To identify the target group for brief alcohol intervention in primary health care and to compare the prevalence of heavy drinking in two different primary health care populations and the general population in the same geographical area.


Drinking data were collected from outpatients of primary health care by a questionnaire containing the CAGE test and quantity-frequency alcohol consumption questions and from a sample of the general population by a telephone survey, including the CAGE. The index of heavy drinking was for men three, and for women two, affirmative answers in CAGE which though not specifically a consumption questionnaire is a good marker of heavy drinking.


Two different primary health care populations (primary health care clinic and occupational health care clinic) and the general population in a Finnish health care area.


Consecutive 1861 primary health care clinic and 2942 occupational health care clinic outpatients and 544 randomly selected adults in the general population, contacted by telephone.


The primary health care clinic patients drank significantly more per occasion than the patients of the occupational health care clinic (75 vs. 66 g. in men; 33 vs. 27 g. in women) and fewer times per week (0.8 vs. 0.9 in men; 0.5 vs. 0.6 in women). The patients in the primary health care clinic also reported drinking more per week (76 vs. 67 g. in men; 23 vs. 19 g. in women); among women the difference was significant. Among men the prevalences of heavy drinking in the primary health care clinic, occupational health care clinic and general population were 20%, 17% and 16%, respectively (p > or = 0.05). Among women the corresponding figures were 9%, 6% and 13% (p < 0.05).

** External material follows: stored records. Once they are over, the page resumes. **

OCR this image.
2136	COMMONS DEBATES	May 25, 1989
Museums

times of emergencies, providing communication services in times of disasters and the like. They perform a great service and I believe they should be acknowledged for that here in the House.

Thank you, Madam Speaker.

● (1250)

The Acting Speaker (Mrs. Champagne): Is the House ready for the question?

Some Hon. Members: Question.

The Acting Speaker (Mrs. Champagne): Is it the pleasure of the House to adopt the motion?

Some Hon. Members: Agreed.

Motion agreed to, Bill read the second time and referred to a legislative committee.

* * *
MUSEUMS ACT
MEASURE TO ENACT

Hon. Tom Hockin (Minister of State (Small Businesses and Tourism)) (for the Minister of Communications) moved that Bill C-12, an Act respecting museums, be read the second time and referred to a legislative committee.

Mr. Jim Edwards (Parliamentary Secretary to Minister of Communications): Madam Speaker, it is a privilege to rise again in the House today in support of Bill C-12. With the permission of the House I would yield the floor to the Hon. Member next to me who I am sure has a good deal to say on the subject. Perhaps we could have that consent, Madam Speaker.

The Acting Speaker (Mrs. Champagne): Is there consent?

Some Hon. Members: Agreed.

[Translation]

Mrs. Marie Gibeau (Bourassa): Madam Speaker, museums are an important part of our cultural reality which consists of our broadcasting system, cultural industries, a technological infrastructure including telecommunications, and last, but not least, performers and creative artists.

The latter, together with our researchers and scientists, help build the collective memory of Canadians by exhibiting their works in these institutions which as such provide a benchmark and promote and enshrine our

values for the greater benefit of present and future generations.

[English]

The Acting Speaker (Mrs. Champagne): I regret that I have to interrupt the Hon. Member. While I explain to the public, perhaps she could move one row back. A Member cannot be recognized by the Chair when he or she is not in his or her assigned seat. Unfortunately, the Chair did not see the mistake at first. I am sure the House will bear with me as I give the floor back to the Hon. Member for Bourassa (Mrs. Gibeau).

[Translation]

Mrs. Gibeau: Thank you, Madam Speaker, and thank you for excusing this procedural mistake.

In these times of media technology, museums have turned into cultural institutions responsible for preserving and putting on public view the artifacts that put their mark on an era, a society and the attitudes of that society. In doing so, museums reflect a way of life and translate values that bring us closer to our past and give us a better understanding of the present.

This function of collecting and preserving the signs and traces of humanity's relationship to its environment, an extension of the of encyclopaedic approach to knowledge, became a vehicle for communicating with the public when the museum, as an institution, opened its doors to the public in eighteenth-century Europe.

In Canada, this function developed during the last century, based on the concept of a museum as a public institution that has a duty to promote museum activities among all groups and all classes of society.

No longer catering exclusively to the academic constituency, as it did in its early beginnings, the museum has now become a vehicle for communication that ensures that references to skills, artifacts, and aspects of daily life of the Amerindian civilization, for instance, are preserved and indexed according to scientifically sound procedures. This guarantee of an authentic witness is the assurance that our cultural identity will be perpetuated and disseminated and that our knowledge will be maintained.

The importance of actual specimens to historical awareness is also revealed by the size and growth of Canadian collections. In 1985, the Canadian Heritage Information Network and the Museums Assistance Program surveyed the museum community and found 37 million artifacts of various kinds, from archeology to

The high prevalence of heavy drinking found in the study confirms the importance of brief intervention by general practitioners. The study also indicates that prevalence and drinking habits depend on the type of clinic and heavy drinkers in general may not be over-represented in primary health care. This study raises the question, especially among women, of how to reach and to provide health advice to those heavy drinkers who do not attend primary health care facilities.